Marty Quinn, a former state lawmaker now in a Republican runoff for Oklahoma insurance commissioner, is under scrutiny over a basic but politically explosive question: did he really live in Oklahoma for the five years he swore he did on his candidate paperwork?
Public records reviewed by reporters show Quinn registered to vote in Arkansas, bought a condominium in Hot Springs, Ark., and claimed it as a homestead during part of that period. Those details have turned his residency into a prime talking point as he and his GOP rival barrel toward the August 25 runoff.
Election context
The Oklahoma State Election Board's candidate list shows Quinn filed to run on April 1 and listed an Oklahoma residence. State candidate filing records confirm that paperwork.
Statewide results from the June 16 primary put Quinn in second place behind Bob Sullivan, which pushed the race to an August 25 Republican runoff. According to BallotReady, Sullivan led the primary with about 37.4% of the vote to Quinn’s roughly 27.7%, setting up a head-to-head contest to decide who will move on to November.

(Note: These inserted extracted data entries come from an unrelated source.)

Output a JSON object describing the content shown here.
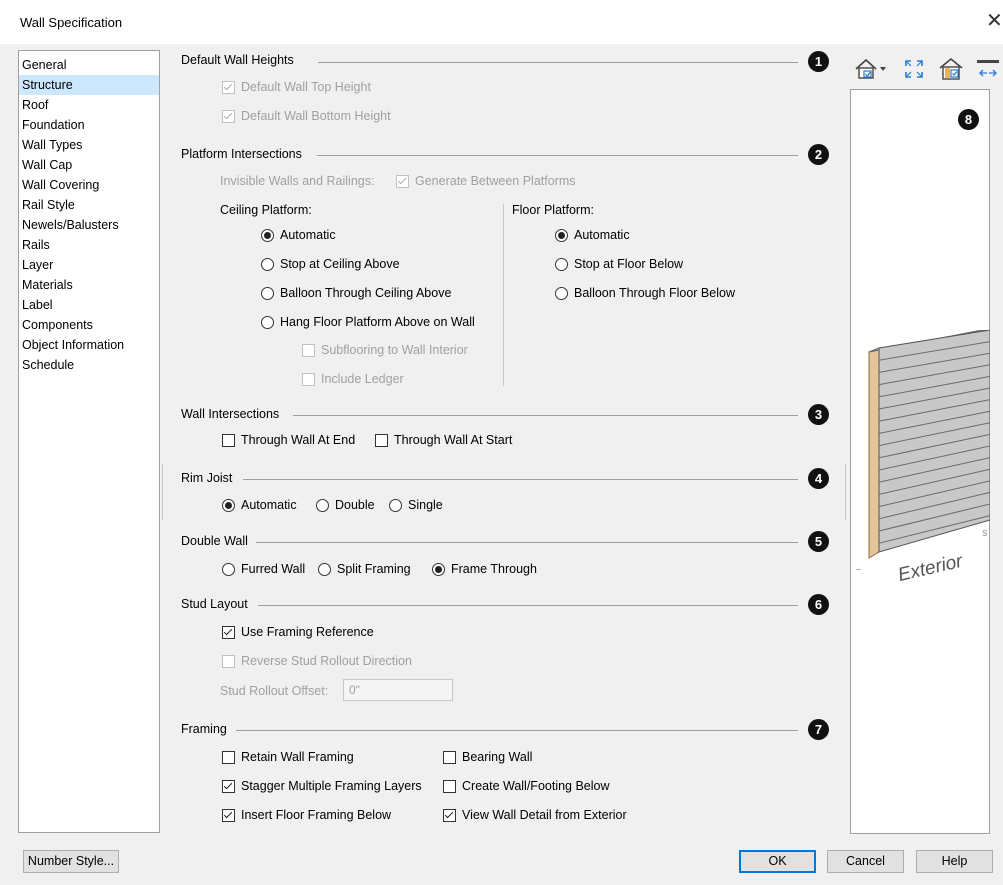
{
  "window": {
    "title": "Wall Specification",
    "close_glyph": "✕"
  },
  "sidebar": {
    "items": [
      {
        "label": "General",
        "selected": false
      },
      {
        "label": "Structure",
        "selected": true
      },
      {
        "label": "Roof",
        "selected": false
      },
      {
        "label": "Foundation",
        "selected": false
      },
      {
        "label": "Wall Types",
        "selected": false
      },
      {
        "label": "Wall Cap",
        "selected": false
      },
      {
        "label": "Wall Covering",
        "selected": false
      },
      {
        "label": "Rail Style",
        "selected": false
      },
      {
        "label": "Newels/Balusters",
        "selected": false
      },
      {
        "label": "Rails",
        "selected": false
      },
      {
        "label": "Layer",
        "selected": false
      },
      {
        "label": "Materials",
        "selected": false
      },
      {
        "label": "Label",
        "selected": false
      },
      {
        "label": "Components",
        "selected": false
      },
      {
        "label": "Object Information",
        "selected": false
      },
      {
        "label": "Schedule",
        "selected": false
      }
    ]
  },
  "callouts": [
    "1",
    "2",
    "3",
    "4",
    "5",
    "6",
    "7",
    "8"
  ],
  "default_heights": {
    "title": "Default Wall Heights",
    "top": {
      "label": "Default Wall Top Height",
      "checked": true,
      "disabled": true
    },
    "bottom": {
      "label": "Default Wall Bottom Height",
      "checked": true,
      "disabled": true
    }
  },
  "platform": {
    "title": "Platform Intersections",
    "invisible_label": "Invisible Walls and Railings:",
    "generate": {
      "label": "Generate Between Platforms",
      "checked": true,
      "disabled": true
    },
    "ceiling_title": "Ceiling Platform:",
    "ceiling_options": [
      "Automatic",
      "Stop at Ceiling Above",
      "Balloon Through Ceiling Above",
      "Hang Floor Platform Above on Wall"
    ],
    "ceiling_selected": "Automatic",
    "subflooring": {
      "label": "Subflooring to Wall Interior",
      "checked": false,
      "disabled": true
    },
    "ledger": {
      "label": "Include Ledger",
      "checked": false,
      "disabled": true
    },
    "floor_title": "Floor Platform:",
    "floor_options": [
      "Automatic",
      "Stop at Floor Below",
      "Balloon Through Floor Below"
    ],
    "floor_selected": "Automatic"
  },
  "wall_intersections": {
    "title": "Wall Intersections",
    "end": {
      "label": "Through Wall At End",
      "checked": false
    },
    "start": {
      "label": "Through Wall At Start",
      "checked": false
    }
  },
  "rim_joist": {
    "title": "Rim Joist",
    "options": [
      "Automatic",
      "Double",
      "Single"
    ],
    "selected": "Automatic"
  },
  "double_wall": {
    "title": "Double Wall",
    "options": [
      "Furred Wall",
      "Split Framing",
      "Frame Through"
    ],
    "selected": "Frame Through"
  },
  "stud_layout": {
    "title": "Stud Layout",
    "use_ref": {
      "label": "Use Framing Reference",
      "checked": true
    },
    "reverse": {
      "label": "Reverse Stud Rollout Direction",
      "checked": false,
      "disabled": true
    },
    "offset_label": "Stud Rollout Offset:",
    "offset_value": "0\""
  },
  "framing": {
    "title": "Framing",
    "retain": {
      "label": "Retain Wall Framing",
      "checked": false
    },
    "bearing": {
      "label": "Bearing Wall",
      "checked": false
    },
    "stagger": {
      "label": "Stagger Multiple Framing Layers",
      "checked": true
    },
    "create_footing": {
      "label": "Create Wall/Footing Below",
      "checked": false
    },
    "insert_floor": {
      "label": "Insert Floor Framing Below",
      "checked": true
    },
    "view_detail": {
      "label": "View Wall Detail from Exterior",
      "checked": true
    }
  },
  "preview": {
    "label": "Exterior",
    "side_e": "E",
    "side_s": "S"
  },
  "buttons": {
    "number_style": "Number Style...",
    "ok": "OK",
    "cancel": "Cancel",
    "help": "Help"
  },
  "colors": {
    "accent": "#0078d7",
    "selection": "#cce8ff",
    "wall_edge": "#e4c49a"
  }
}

Records raise questions about where Quinn lived
As reported by Oklahoma Watch, public deeds, voter records and tax filings show Quinn registered to vote in Arkansas on April 12, 2024, acquired a Hot Springs condominium in late 2021 and claimed an Arkansas homestead exemption in June 2023.

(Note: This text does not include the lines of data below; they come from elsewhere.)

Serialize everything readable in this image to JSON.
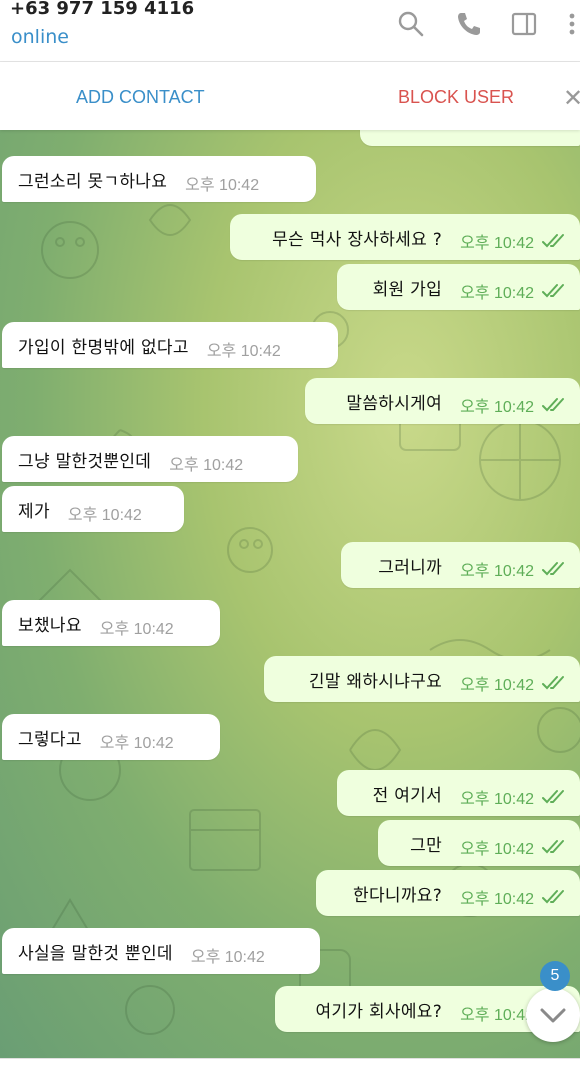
{
  "header": {
    "phone": "+63 977 159 4116",
    "status": "online",
    "icons": [
      "search-icon",
      "phone-icon",
      "sidebar-panel-icon",
      "more-vertical-icon"
    ]
  },
  "actions": {
    "add_contact": "ADD CONTACT",
    "block_user": "BLOCK USER",
    "close": "✕"
  },
  "colors": {
    "accent": "#3a8fc9",
    "block": "#d9534f",
    "outgoing_bubble": "#efffde",
    "incoming_bubble": "#ffffff",
    "tick": "#5fae58"
  },
  "messages": [
    {
      "dir": "in",
      "text": "그런소리 못ㄱ하나요",
      "time": "오후 10:42"
    },
    {
      "dir": "out",
      "text": "무슨 먹사 장사하세요 ?",
      "time": "오후 10:42",
      "read": true
    },
    {
      "dir": "out",
      "text": "회원 가입",
      "time": "오후 10:42",
      "read": true
    },
    {
      "dir": "in",
      "text": "가입이 한명밖에 없다고",
      "time": "오후 10:42"
    },
    {
      "dir": "out",
      "text": "말씀하시게여",
      "time": "오후 10:42",
      "read": true
    },
    {
      "dir": "in",
      "text": "그냥 말한것뿐인데",
      "time": "오후 10:42"
    },
    {
      "dir": "in",
      "text": "제가",
      "time": "오후 10:42"
    },
    {
      "dir": "out",
      "text": "그러니까",
      "time": "오후 10:42",
      "read": true
    },
    {
      "dir": "in",
      "text": "보챘나요",
      "time": "오후 10:42"
    },
    {
      "dir": "out",
      "text": "긴말 왜하시냐구요",
      "time": "오후 10:42",
      "read": true
    },
    {
      "dir": "in",
      "text": "그렇다고",
      "time": "오후 10:42"
    },
    {
      "dir": "out",
      "text": "전 여기서",
      "time": "오후 10:42",
      "read": true
    },
    {
      "dir": "out",
      "text": "그만",
      "time": "오후 10:42",
      "read": true
    },
    {
      "dir": "out",
      "text": "한다니까요?",
      "time": "오후 10:42",
      "read": true
    },
    {
      "dir": "in",
      "text": "사실을 말한것 뿐인데",
      "time": "오후 10:42"
    },
    {
      "dir": "out",
      "text": "여기가 회사에요?",
      "time": "오후 10:42",
      "read": true
    }
  ],
  "scroll_down": {
    "unread_count": "5"
  }
}
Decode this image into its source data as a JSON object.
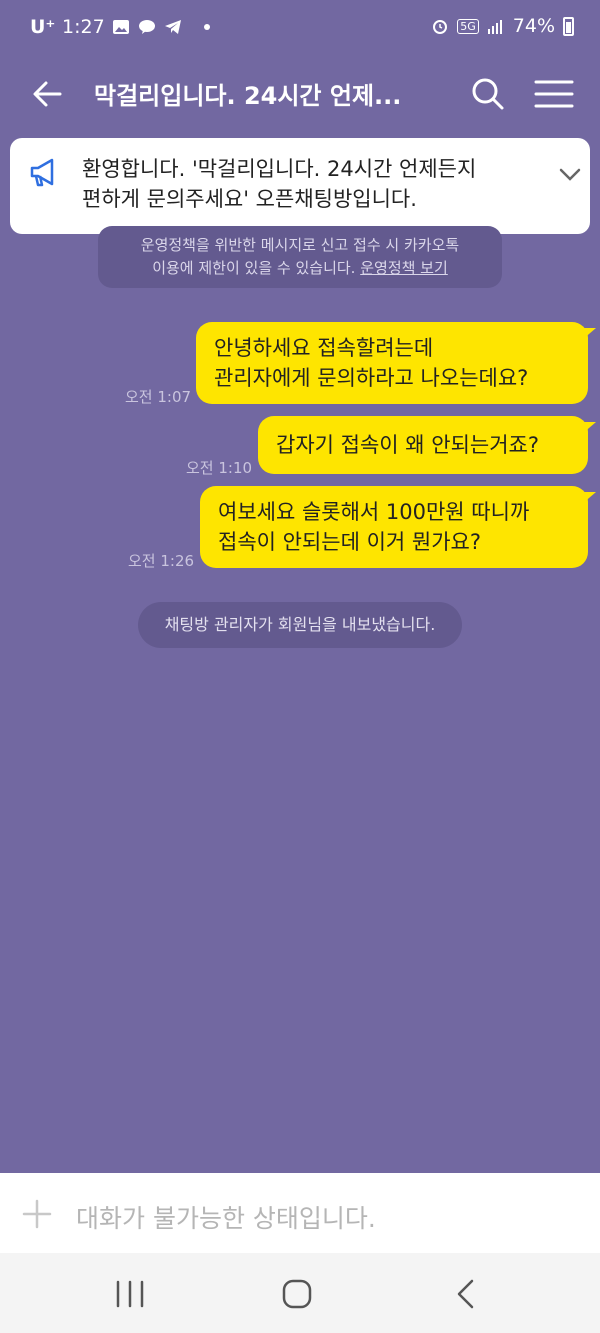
{
  "status_bar": {
    "carrier": "U⁺",
    "time": "1:27",
    "battery": "74%",
    "network": "5G"
  },
  "header": {
    "title": "막걸리입니다. 24시간 언제..."
  },
  "notice": {
    "line1": "환영합니다. '막걸리입니다. 24시간 언제든지",
    "line2": "편하게 문의주세요' 오픈채팅방입니다."
  },
  "policy": {
    "line1": "운영정책을 위반한 메시지로 신고 접수 시 카카오톡",
    "line2": "이용에 제한이 있을 수 있습니다. ",
    "link": "운영정책 보기"
  },
  "messages": [
    {
      "line1": "안녕하세요 접속할려는데",
      "line2": "관리자에게 문의하라고 나오는데요?",
      "time": "오전 1:07"
    },
    {
      "line1": "갑자기 접속이 왜 안되는거죠?",
      "time": "오전 1:10"
    },
    {
      "line1": "여보세요 슬롯해서 100만원 따니까",
      "line2": "접속이 안되는데 이거 뭔가요?",
      "time": "오전 1:26"
    }
  ],
  "system_message": "채팅방 관리자가 회원님을 내보냈습니다.",
  "input": {
    "placeholder": "대화가 불가능한 상태입니다."
  },
  "colors": {
    "background": "#7268a1",
    "bubble": "#fee500",
    "system_pill": "#635a8f"
  },
  "icons": [
    "back-arrow-icon",
    "search-icon",
    "menu-icon",
    "megaphone-icon",
    "chevron-down-icon",
    "plus-icon",
    "recent-apps-icon",
    "home-icon",
    "nav-back-icon"
  ]
}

Reporters who visited the Hot Springs unit on June 27 said no one answered the door. The same reporting notes that Quinn signed his declaration of candidacy in Oklahoma attesting he had been an Oklahoma resident for five years when he filed his paperwork. The declaration form states that "a candidate will have been a resident of Oklahoma for at least five years at the time of the election," a line that was supposed to be routine but is now doing a lot of work.
Residency law is muddled, legal advisers note
According to Oklahoma Watch, a 2025 "letter of counsel" from attorney Kyle Shiflett argued that the five‑year residency requirement need not be cumulative or immediately preceding the election, an interpretation that could allow Quinn’s filing under certain readings of the law.
The state Attorney General’s office told reporters that "the letter of counsel was not issued to Mr. Quinn and therefore does not pertain to the specific facts and circumstances relating to his legal residence," the outlet reported. One observer summed up the tangle by saying, "It's all a little bit goofy," pointing to patchwork forms and competing legal opinions that have turned what should be a straightforward eligibility check into something far murkier.
Runoff and next steps
Quinn and Sullivan now pivot to the August 25 runoff, where the residency flap could resurface in attack ads, debate lines or even formal challenges as Republicans decide who will face Democrat Craig MacIntyre in November.
Election trackers like MultiState Elections list the runoff date along with the statewide calendar for the general election. For a down-ballot race that is usually all about fine print, the question of where Quinn actually lived has become a headline issue that may shape the final weeks of the GOP nomination fight.